Between 1933 and 1957, just east of town at Lake Eden, Black Mountain College ran what is now widely considered the most influential experimental art-and-education program in American history. Josef and Anni Albers, John Cage, Merce Cunningham, Buckminster Fuller, Willem and Elaine de Kooning, Robert Rauschenberg, Cy Twombly, and dozens of others taught or studied here. The college closed for lack of money. Its physical campus became Camp Rockmont, a Christian summer camp for boys. The town that hosted those twenty-four mountain summers continues to draw artists and writers in numbers disproportionate to its size - 8,426 people at the 2020 census, plenty of them making something.
Roberta Flack grew up here before becoming one of the defining American singers of the 1970s. Patricia Cornwell, the crime novelist whose Kay Scarpetta series sold tens of millions, lived in Black Mountain. Nicholas Sparks set part of The Longest Ride in the area. William R. Forstchen, who teaches at nearby Montreat College, set his 2009 EMP-disaster novel One Second After in Black Mountain itself, using real local landmarks. Lynyrd Skynyrd drummer Artimus Pyle calls the town home, as does NBA player and broadcaster Brad Daugherty. NCAA basketball coach Roy Williams coached at Charles D. Owen High School here early in his career. The notable-people list for a town this size is unusual; the cultural pull keeps working.
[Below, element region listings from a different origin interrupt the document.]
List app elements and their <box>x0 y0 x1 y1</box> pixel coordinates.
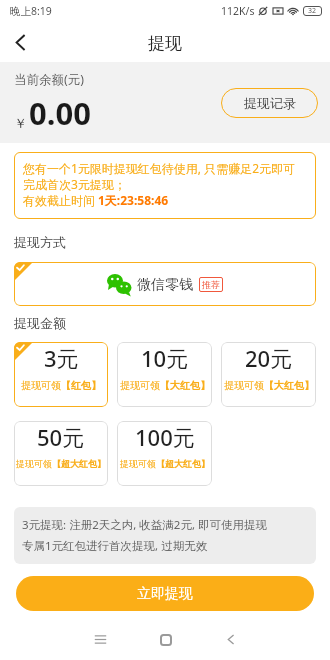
staticText: 112K/s <box>221 4 255 18</box>
button[interactable]: 20元 <box>221 342 316 407</box>
staticText: 提现可领 <box>16 458 52 469</box>
button[interactable]: Home <box>133 619 198 660</box>
staticText: 当前余额(元) <box>14 71 85 88</box>
staticText: 【大红包】 <box>160 379 210 392</box>
button[interactable]: 100元 <box>117 421 212 486</box>
button[interactable]: Recents <box>68 619 133 660</box>
staticText: 10元 <box>141 343 189 373</box>
staticText: 推荐 <box>202 279 220 290</box>
staticText: 100元 <box>135 422 195 452</box>
staticText: 3元 <box>44 343 79 373</box>
staticText: 微信零钱 <box>137 276 193 294</box>
staticText: 晚上8:19 <box>10 4 52 18</box>
staticText: 完成首次3元提现； <box>23 176 126 192</box>
button[interactable]: 提现记录 <box>221 88 318 118</box>
staticText: 提现方式 <box>14 234 66 250</box>
staticText: 专属1元红包进行首次提现, 过期无效 <box>22 538 208 554</box>
staticText: 【超大红包】 <box>52 458 106 469</box>
staticText: 提现可领 <box>120 458 156 469</box>
button[interactable]: 10元 <box>117 342 212 407</box>
staticText: 20元 <box>245 343 293 373</box>
staticText: 【超大红包】 <box>156 458 210 469</box>
staticText: 50元 <box>37 422 85 452</box>
staticText: 提现记录 <box>244 95 296 111</box>
button[interactable]: 50元 <box>14 421 108 486</box>
button[interactable]: 立即提现 <box>16 576 314 611</box>
staticText: 提现可领 <box>224 379 264 392</box>
staticText: 32 <box>308 6 317 16</box>
staticText: 0.00 <box>29 92 91 134</box>
button[interactable]: Back <box>0 22 40 62</box>
staticText: 您有一个1元限时提现红包待使用, 只需赚足2元即可 <box>23 160 296 176</box>
button[interactable]: 微信零钱 <box>14 262 316 306</box>
staticText: 提现 <box>148 33 182 54</box>
staticText: 【红包】 <box>61 379 101 392</box>
staticText: 提现金额 <box>14 315 66 331</box>
button[interactable]: 3元 <box>14 342 108 407</box>
staticText: 1天:23:58:46 <box>98 192 169 208</box>
staticText: 3元提现: 注册2天之内, 收益满2元, 即可使用提现 <box>22 517 267 533</box>
button[interactable]: Back <box>198 619 263 660</box>
staticText: 立即提现 <box>137 585 193 603</box>
staticText: ￥ <box>14 115 27 131</box>
staticText: 提现可领 <box>120 379 160 392</box>
staticText: 有效截止时间 <box>23 193 95 208</box>
staticText: 【大红包】 <box>264 379 314 392</box>
staticText: 提现可领 <box>21 379 61 392</box>
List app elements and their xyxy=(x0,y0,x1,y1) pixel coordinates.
U.S. Route 70, the main street through town, runs as State Street through a compact downtown of brick storefronts, a converted town hall now serving as the Black Mountain Center for the Arts, McDibbs music venue, and a row of craft breweries and coffee shops. The Swannanoa Valley Museum tells the local story, including the railroad arrival in 1879 that first connected the valley to the outside world. Five historic districts and a handful of individual properties - including Rafael Guastavino Sr.'s estate, the Monte Vista Hotel, and Intheoaks - sit on the National Register of Historic Places. Interstate 40 passes just south of downtown; Asheville is fifteen miles west.
The recovery from Hurricane Helene was painful and is ongoing. Roads and bridges needed rebuilding. Water systems needed weeks to come back online. The Ingles facilities returned to operation but the supply chain disruption rippled across the Southeast for months. Volunteers came in by the truckload from every direction. Local businesses turned into supply depots. The town's small population meant that everyone knew someone who had lost a house, a vehicle, or worse. As of 2026, downtown has reopened. The breweries are pouring again. The festivals have returned. The flood marks are still on some walls - a record of a 500-year event in a place that has lived along this river for two hundred years.
Black Mountain is at 35.6192N, 82.3256W, elevation 2,405 ft in the Swannanoa Valley. Asheville Regional (KAVL) is 18 nm southwest. Hickory (KHKY) 38 nm east. Look for the Swannanoa Gap notch in the Blue Ridge crest directly east of town - the visual landmark that marks the continental divide here. I-40 cuts the south edge of town.